On top of that, she loves Kate Chopin, Pinterest and chocolate. On paper, she seems qualified. However, her ideals and judicial philosophy lead me to yearn for puddles of quicksand.
Barrett was a clerk for the late Justice Antoni Scalia and has consistently cited him as a mentor and inspiration. Scalia was adamant about his judicial philosophies, specifically his belief in the idea of textualism. Textualists believe that relying on the original text of the Constitution is the most honest and accurate interpretation of the law, however, it is extremely problematic in practice.
The framers did not account for women, minorities or the technological and social changes that would occur in the hundreds of years since the Constitution was written.
Barrett’s presence on the Supreme Court will shift the Court’s dynamics dramatically to the right. If she fills RBG’s seat, this will put the Court at a total of six conservative justices and three liberal justices.
With her background as a textualist, devout Catholic and an advocate opponent of abortion and the Affordable Care Act, Barrett’s appointment leaves little to the imagination.
If she is confirmed, Barrett will be the youngest person on the Court, and because Supreme Court seats are lifetime appointments, her rulings will change the course of our democracy for decades to come.
Academia and qualifications aside, Judge Barrett is the wrong choice to fill RBG’s seat and a threat to our fundamental rights and democracy. Barrett’s opposition to abortion, the Affordable Care Act and LGBTQ rights solidifies my belief that she is not fit to serve on the Supreme Court.
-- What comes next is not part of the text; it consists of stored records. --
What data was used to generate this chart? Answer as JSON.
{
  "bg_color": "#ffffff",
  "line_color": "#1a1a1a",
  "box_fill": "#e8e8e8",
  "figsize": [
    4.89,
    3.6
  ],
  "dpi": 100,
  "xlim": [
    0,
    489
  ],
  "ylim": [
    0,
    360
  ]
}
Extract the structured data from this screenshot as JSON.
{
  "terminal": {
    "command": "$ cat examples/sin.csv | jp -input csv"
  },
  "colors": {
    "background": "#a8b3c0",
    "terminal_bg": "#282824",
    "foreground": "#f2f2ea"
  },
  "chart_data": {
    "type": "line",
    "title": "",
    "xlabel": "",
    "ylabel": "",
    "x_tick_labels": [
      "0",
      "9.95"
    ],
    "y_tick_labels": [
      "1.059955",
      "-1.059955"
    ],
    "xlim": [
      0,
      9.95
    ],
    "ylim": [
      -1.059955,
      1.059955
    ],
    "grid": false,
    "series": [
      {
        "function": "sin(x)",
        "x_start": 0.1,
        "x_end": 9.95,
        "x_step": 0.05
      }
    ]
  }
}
Unlike the ulcer I am likely to form at the ripe age of 26, I can’t blame the politicization of the Supreme Court on Trump. The original intent of the framers of the constitution was to create an apolitical body of government that would protect the rectitude of the Constitution.
They grossly underestimated America’s ability to politicize a piece of cloth that goes over your mouth and nose, let alone an entire branch of government. I also think that relying on the intent of the framers of the constitution is a dead end, as they quite literally owned slaves and had no intention of giving rights to people of color.
The fact that our fundamental rights to healthcare and abortion relied on RBG, an 87-year-old, is a testament to the system being broken. It’s blatantly obvious that I have major critiques of the system and crave democratic reform, but the only way we can honor RBG’s wishes and maintain democracy is to vote.
The best way to send a big middle finger to the establishment is to vote and make our needs heard. Standing by and letting this confirmation proceed is absolutely antithetical to Ginsburg’s beliefs, and we owe her this fight.
As cliche as it sounds, this is not what she would have wanted. Ginsburg built her career on dissent and advocacy. She became known for her stellar academic record, founding the American Civil Liberties Union’s Women’s Rights Project, her work as the first Jewish woman ever appointed to a Supreme Court seat and constant protection of Roe v. Wade.
The reality that a president who was unwanted by the majority of 2016 voters has the opportunity to fill two crucial seats on the Supreme Court is nauseating.
Now is not the time to stand on a precipice of third-party nominees and complacency. The electoral college is a broken system, but we are in a fight for our democracy and we have to play the game and elect officials who will advocate for the will of the people—not narcissistic, convoluted ideas of patriotism.